What’s the key to creating a memorable curated show?
TM: I would say impact. Choose an idea and go with it. I think a curator’s worst mistake would be to ask too many people for their opinion. Everyone’s taste is different, which is what makes us human. To have too many opinions allows for the seed of doubt to take root and could influence one to stray into too many different directions.
MD: Our aim is to make Christie’s look and feel totally different. Christie’s has a great reputation for quality and extremely high levels of client service, but it can be intimidating for the uninitiated. We are giving it a temporary transformation – we are planning on hanging objects off scaffolding, constructing illusions with mirrors, and creating a large scale match up of old and new using the game of chess.

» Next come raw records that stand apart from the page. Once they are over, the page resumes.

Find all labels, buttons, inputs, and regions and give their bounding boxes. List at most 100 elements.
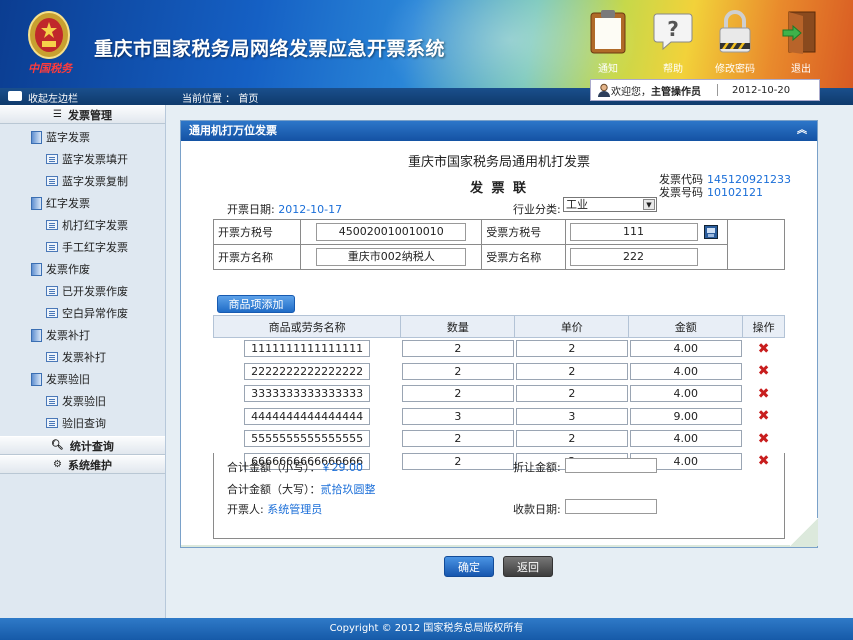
item-label: 发票补打 (62, 351, 106, 364)
issuer: 开票人: 系统管理员 (227, 501, 322, 517)
sidebar-section-invoice[interactable]: ☰ 发票管理 (0, 105, 165, 124)
item-amount-input[interactable]: 4.00 (629, 430, 742, 448)
search-icon: 🔍︎ (51, 440, 64, 451)
delete-icon[interactable]: ✖ (758, 431, 770, 447)
help-button[interactable]: ? 帮助 (643, 8, 703, 75)
sidebar-item-red-machine[interactable]: 机打红字发票 (0, 214, 165, 236)
delete-icon[interactable]: ✖ (758, 363, 770, 379)
collapse-panel-icon[interactable]: ︽ (797, 121, 807, 141)
item-label: 手工红字发票 (62, 241, 128, 254)
item-label: 验旧查询 (62, 417, 106, 430)
book-icon (31, 373, 42, 386)
sidebar-item-verify[interactable]: 发票验旧 (0, 390, 165, 412)
sidebar-group-void[interactable]: 发票作废 (0, 258, 165, 280)
change-password-label: 修改密码 (715, 64, 755, 75)
item-qty-input[interactable]: 2 (401, 362, 514, 380)
issue-date-label: 开票日期: (227, 203, 275, 216)
delete-icon[interactable]: ✖ (758, 341, 770, 357)
item-price-input[interactable]: 2 (515, 340, 628, 358)
document-icon (46, 286, 58, 296)
table-row: 5555555555555555 2 2 4.00 ✖ (213, 427, 785, 451)
item-name-input[interactable]: 2222222222222222 (244, 362, 371, 380)
table-row: 1111111111111111 2 2 4.00 ✖ (213, 337, 785, 361)
item-qty-input[interactable]: 2 (401, 430, 514, 448)
add-item-button[interactable]: 商品项添加 (217, 295, 295, 313)
sidebar-group-reprint[interactable]: 发票补打 (0, 324, 165, 346)
help-label: 帮助 (663, 64, 683, 75)
page-fold-decoration (790, 518, 818, 546)
sidebar-item-void-blank[interactable]: 空白异常作废 (0, 302, 165, 324)
invoice-number-label: 发票号码 (659, 186, 703, 199)
sidebar-item-red-manual[interactable]: 手工红字发票 (0, 236, 165, 258)
sidebar-item-void-issued[interactable]: 已开发票作废 (0, 280, 165, 302)
item-qty-input[interactable]: 2 (401, 385, 514, 403)
total-small: 合计金额（小写）：￥29.00 (227, 459, 363, 475)
sidebar-group-red-invoice[interactable]: 红字发票 (0, 192, 165, 214)
item-name-input[interactable]: 1111111111111111 (244, 340, 371, 358)
item-amount-input[interactable]: 4.00 (629, 385, 742, 403)
document-icon (46, 396, 58, 406)
item-price-input[interactable]: 2 (515, 362, 628, 380)
collapse-sidebar-link[interactable]: 收起左边栏 (28, 90, 78, 105)
sidebar-item-blue-issue[interactable]: 蓝字发票填开 (0, 148, 165, 170)
item-name-input[interactable]: 3333333333333333 (244, 385, 371, 403)
notice-label: 通知 (598, 64, 618, 75)
sidebar-item-verify-query[interactable]: 验旧查询 (0, 412, 165, 434)
back-button[interactable]: 返回 (503, 556, 553, 577)
table-row: 3333333333333333 2 2 4.00 ✖ (213, 382, 785, 406)
col-qty: 数量 (400, 315, 516, 338)
industry-select[interactable]: 工业 ▼ (563, 197, 657, 212)
item-amount-input[interactable]: 9.00 (629, 407, 742, 425)
footer: Copyright © 2012 国家税务总局版权所有 (0, 618, 853, 640)
discount-input[interactable] (565, 458, 657, 473)
sidebar-item-reprint[interactable]: 发票补打 (0, 346, 165, 368)
panel-header: 通用机打万位发票 ︽ (181, 121, 817, 141)
item-price-input[interactable]: 3 (515, 407, 628, 425)
receipt-date-input[interactable] (565, 499, 657, 514)
invoice-title: 重庆市国家税务局通用机打发票 (407, 155, 590, 170)
chevron-down-icon: ▼ (643, 199, 655, 210)
logout-button[interactable]: 退出 (771, 8, 831, 75)
group-label: 发票作废 (46, 263, 90, 276)
items-table: 商品或劳务名称 数量 单价 金额 操作 1111111111111111 2 2… (212, 315, 785, 473)
current-user: 主管操作员 (651, 86, 701, 98)
confirm-button[interactable]: 确定 (444, 556, 494, 577)
sidebar-section-system[interactable]: ⚙ 系统维护 (0, 455, 165, 474)
sidebar-section-stats[interactable]: 🔍︎ 统计查询 (0, 436, 165, 455)
payer-name-input[interactable]: 重庆市002纳税人 (316, 248, 467, 266)
sidebar-group-blue-invoice[interactable]: 蓝字发票 (0, 126, 165, 148)
payer-tax-input[interactable]: 450020010010010 (316, 223, 467, 241)
section-label: 系统维护 (67, 458, 112, 472)
item-price-input[interactable]: 2 (515, 385, 628, 403)
invoice-paper: 重庆市国家税务局通用机打发票 发 票 联 发票代码 145120921233 发票… (181, 141, 818, 546)
notice-button[interactable]: 通知 (578, 8, 638, 75)
logout-label: 退出 (791, 64, 811, 75)
item-name-input[interactable]: 4444444444444444 (244, 407, 371, 425)
payee-tax-input[interactable]: 111 (569, 223, 698, 241)
item-name-input[interactable]: 5555555555555555 (244, 430, 371, 448)
sidebar-item-blue-copy[interactable]: 蓝字发票复制 (0, 170, 165, 192)
list-icon: ☰ (53, 109, 62, 120)
payer-tax-label: 开票方税号 (212, 219, 302, 245)
item-qty-input[interactable]: 3 (401, 407, 514, 425)
item-label: 空白异常作废 (62, 307, 128, 320)
sidebar-group-verify[interactable]: 发票验旧 (0, 368, 165, 390)
item-amount-input[interactable]: 4.00 (629, 340, 742, 358)
collapse-icon[interactable] (8, 91, 22, 101)
item-amount-input[interactable]: 4.00 (629, 362, 742, 380)
invoice-number-value: 10102121 (707, 186, 763, 199)
change-password-button[interactable]: 修改密码 (705, 8, 765, 75)
col-amount: 金额 (628, 315, 744, 338)
item-label: 蓝字发票复制 (62, 175, 128, 188)
party-info-table: 开票方税号 450020010010010 受票方税号 111 开票方名称 重庆… (212, 219, 785, 270)
payee-name-label: 受票方名称 (481, 244, 566, 270)
lookup-icon[interactable] (704, 225, 719, 239)
item-price-input[interactable]: 2 (515, 430, 628, 448)
item-qty-input[interactable]: 2 (401, 340, 514, 358)
delete-icon[interactable]: ✖ (758, 386, 770, 402)
payee-name-input[interactable]: 222 (569, 248, 698, 266)
panel-title: 通用机打万位发票 (189, 124, 277, 137)
issue-date-value: 2012-10-17 (278, 203, 343, 216)
document-icon (46, 308, 58, 318)
delete-icon[interactable]: ✖ (758, 408, 770, 424)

TM: Exactly. We have been very fortunate that we have been curating the show with two other wonderful specialists at Christie’s, Bianca Chu and Alina Brezhneva. Bianca and Alina have great instincts and an understanding of what a young, modern visitor would like to see.
MD: Through Bianca and Alina’s contacts with emerging artists, we have been able to work with Armand Boua, James Balmforth, Olga Chernysheva and Harry Sanderson who are including a painting, sculpture, photograph and new media instillation, respectively, that they have recently made, and which will create a dialogue between old and new, with works ranging from an ancient Roman marble torso to Cubist masterpiece by Fernand Léger.

What’s the best exhibition you’ve seen in the last few months?
TM: I didn’t expect to be but I was blown away by the Alexander McQueen exhibition at the V&A. I also contracted a severe case of exhibition-envy.
MD: Eric Ravilious at Dulwich. If you liked David Hockney’s exhibition at the RA a few years ago, you will love this. Like Hockney, Ravilious had a great attachment to the English countryside, and this manifests itself in some wonderful images, which have been more carefully crafted than Hockney’s large and bright depictions of the Yorkshire Wolds. Dulwich Picture Gallery is also a real gem, worth a visit on its own.
Christie’s Curates: Past Perfect Future Present is open from Friday 12 June until Tuesday 16 June, with a special late night opening on Monday 15 June. The exhibition is free entry and is on at Christie’s 8 King Street, St James’s, London, SW1Y 6QT.